Mrs. Gilly spent the rest of the day trying to read. By the time her husband arrived home, however, she was in such a nervous state it was no trouble at all for her to portray shocked disbelief when he told her about the tragedy that had occurred at the Carter apartment that afternoon when Bill had arrived home early from work.

The entire story was in the late editions. Mrs. Gilly had called Lucy Carter at once, of course, to express her sympathy and ask her to come to them during the next gruelling weeks, but Lucy had gone to some hideaway in the country to avoid the newspaper men.

The next months were difficult for both Lucy and Bill. No one realized that better than Mrs. Gilly. But Bill was able to afford a very clever lawyer, who managed to convince a jury that the adulterous threat of Anthony Powers had given his client the perfect right to shoot him in the head.

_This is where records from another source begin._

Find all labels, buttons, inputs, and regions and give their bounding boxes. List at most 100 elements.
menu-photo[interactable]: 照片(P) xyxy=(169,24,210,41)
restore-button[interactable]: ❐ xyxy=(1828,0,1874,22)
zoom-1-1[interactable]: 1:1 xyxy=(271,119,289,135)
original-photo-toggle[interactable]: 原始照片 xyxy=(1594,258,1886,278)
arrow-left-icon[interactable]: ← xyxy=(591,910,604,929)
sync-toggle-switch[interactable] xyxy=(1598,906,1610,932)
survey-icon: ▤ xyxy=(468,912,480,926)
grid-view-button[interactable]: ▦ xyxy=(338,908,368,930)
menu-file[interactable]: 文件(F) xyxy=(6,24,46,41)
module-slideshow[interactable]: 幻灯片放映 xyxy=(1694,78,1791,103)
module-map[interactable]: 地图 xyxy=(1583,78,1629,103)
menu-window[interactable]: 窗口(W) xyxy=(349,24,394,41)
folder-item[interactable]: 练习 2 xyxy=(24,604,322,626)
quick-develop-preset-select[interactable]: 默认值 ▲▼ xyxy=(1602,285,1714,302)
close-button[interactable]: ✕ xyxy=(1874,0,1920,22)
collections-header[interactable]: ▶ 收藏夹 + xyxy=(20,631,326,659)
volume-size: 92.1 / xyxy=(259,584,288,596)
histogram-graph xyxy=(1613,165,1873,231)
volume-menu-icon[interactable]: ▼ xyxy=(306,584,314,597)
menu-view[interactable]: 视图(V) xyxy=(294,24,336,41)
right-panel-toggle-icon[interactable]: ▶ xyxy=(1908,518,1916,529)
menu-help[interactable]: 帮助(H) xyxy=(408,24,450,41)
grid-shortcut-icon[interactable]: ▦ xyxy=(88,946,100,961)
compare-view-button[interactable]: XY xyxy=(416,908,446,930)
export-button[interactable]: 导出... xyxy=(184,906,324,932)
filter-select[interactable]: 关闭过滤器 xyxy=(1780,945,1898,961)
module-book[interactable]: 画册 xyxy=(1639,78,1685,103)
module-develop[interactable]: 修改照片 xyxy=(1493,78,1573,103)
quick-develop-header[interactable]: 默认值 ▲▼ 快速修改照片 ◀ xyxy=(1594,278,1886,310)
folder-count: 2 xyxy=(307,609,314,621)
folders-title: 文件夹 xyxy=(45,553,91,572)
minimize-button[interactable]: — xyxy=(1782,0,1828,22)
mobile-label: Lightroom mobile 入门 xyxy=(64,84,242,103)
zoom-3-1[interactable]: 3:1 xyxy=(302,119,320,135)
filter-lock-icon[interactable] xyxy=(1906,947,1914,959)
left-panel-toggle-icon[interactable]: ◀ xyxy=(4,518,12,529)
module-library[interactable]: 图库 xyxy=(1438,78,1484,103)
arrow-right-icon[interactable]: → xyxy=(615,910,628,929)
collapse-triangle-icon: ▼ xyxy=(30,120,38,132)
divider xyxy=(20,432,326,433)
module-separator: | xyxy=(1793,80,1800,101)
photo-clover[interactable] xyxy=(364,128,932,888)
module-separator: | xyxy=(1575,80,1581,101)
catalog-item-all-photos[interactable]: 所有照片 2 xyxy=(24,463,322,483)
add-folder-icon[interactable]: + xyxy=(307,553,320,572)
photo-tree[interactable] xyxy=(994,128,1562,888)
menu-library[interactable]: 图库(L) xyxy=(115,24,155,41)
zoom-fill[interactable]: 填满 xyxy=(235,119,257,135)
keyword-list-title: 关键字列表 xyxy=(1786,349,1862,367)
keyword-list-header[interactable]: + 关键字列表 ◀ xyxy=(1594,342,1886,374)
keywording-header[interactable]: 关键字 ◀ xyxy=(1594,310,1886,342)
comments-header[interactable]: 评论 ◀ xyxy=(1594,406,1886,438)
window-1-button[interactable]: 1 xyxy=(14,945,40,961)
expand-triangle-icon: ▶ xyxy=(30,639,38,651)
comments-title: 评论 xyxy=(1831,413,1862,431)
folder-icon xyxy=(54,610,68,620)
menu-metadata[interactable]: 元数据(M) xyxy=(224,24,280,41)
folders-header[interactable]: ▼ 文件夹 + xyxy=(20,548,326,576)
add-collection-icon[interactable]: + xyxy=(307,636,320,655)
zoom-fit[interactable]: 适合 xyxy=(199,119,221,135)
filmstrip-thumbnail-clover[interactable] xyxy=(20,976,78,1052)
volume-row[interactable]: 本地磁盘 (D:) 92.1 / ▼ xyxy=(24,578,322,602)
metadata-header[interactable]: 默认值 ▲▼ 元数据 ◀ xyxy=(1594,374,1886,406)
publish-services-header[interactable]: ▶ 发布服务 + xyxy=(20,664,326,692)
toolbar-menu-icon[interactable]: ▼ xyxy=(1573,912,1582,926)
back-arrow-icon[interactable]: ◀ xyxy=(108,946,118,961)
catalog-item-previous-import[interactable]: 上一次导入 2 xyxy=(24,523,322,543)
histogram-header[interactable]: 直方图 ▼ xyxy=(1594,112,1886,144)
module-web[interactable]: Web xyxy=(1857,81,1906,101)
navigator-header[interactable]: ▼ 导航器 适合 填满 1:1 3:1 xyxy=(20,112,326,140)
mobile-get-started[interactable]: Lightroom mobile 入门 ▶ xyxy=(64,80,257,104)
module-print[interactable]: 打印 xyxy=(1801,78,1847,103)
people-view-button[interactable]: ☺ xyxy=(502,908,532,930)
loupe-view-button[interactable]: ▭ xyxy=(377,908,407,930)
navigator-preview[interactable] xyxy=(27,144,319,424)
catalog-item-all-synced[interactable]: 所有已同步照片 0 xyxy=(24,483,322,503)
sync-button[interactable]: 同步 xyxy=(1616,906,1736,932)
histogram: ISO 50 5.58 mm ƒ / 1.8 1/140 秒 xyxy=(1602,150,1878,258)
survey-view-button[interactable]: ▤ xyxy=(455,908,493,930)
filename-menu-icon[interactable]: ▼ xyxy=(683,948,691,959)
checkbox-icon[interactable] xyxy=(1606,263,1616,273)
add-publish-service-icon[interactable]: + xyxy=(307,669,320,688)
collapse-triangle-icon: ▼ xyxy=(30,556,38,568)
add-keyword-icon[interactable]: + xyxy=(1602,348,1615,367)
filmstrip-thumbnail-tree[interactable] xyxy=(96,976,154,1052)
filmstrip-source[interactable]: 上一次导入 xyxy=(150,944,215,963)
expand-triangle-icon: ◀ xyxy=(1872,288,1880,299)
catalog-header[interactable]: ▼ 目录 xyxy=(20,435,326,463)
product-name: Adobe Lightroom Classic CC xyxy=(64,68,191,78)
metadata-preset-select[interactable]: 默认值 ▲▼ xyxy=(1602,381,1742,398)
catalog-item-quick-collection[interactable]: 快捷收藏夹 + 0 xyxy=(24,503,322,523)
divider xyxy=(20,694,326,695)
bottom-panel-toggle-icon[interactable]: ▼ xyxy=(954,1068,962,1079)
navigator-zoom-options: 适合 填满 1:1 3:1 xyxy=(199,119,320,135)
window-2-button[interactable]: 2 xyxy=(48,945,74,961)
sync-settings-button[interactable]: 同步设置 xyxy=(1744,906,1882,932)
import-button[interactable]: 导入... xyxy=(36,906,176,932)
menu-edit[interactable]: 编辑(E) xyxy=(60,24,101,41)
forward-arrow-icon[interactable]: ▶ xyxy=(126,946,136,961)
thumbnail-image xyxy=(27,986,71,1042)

After it was all over, Mr. and Mrs. Gilly and Bill and Lucy Carter took a little trip together to Bermuda. Lucy was troublesome at first. She insisted on wondering over and over again why the young man had come to her apartment in the first place. But Mrs. Gilly finally convinced her friend that the least said, soonest mended.

For Love

by Elijah Ellis

The man who catches “fishes in other men’s ditches” should be cognizant of the dangers that lurk therein.

* * *

The two men entered the sheriff’s private office separately, Levi Eldridge first, then a couple of minutes later, Frank Latham. Both moved with the stiff-legged wariness of dogs approaching a possible enemy and not sure whether to fight or run.

Sheriff Ed Carson didn’t speak. He gestured Eldridge and Latham into chairs, one at each corner of his desk. Then, as the men squirmed and scowled at each other, the sheriff riffled through a stack of papers before him on the battered desk. The tense silence lengthened into an ominous threat.

I was sitting back in a corner of the little office, a cramped cubbyhole that opened off the sheriff’s main office on the ground floor of the courthouse. There were a lot of places I’d rather have been than in that stuffy office.

For one thing, it was the hottest afternoon of the summer, and the windowless office made a very efficient oven. More important, one of those men, Eldridge or Latham, was quite possibly a murderer.

Finally Levi Eldridge burst out, “Alright. Carson. Let’s get on with it, whatever it is you want.”

“You were so eager to have me drive clear into town here, in the middle of the day. So what gives?” Frank Latham rasped.

“I’m a busy man...” Eldridge started.

“Yeah. Busy with that shyster lawyer of yours tryin’ to steal the property my wife left,” Latham broke in bitterly.

Eldridge lunged to his feet. “What do you mean, your wife? You dirty killer!”

“Take it easy, boys,” Sheriff Carson said quietly. His mild blue gaze moved from one man to the other, then back to Eldridge. “Sit down, Levi.”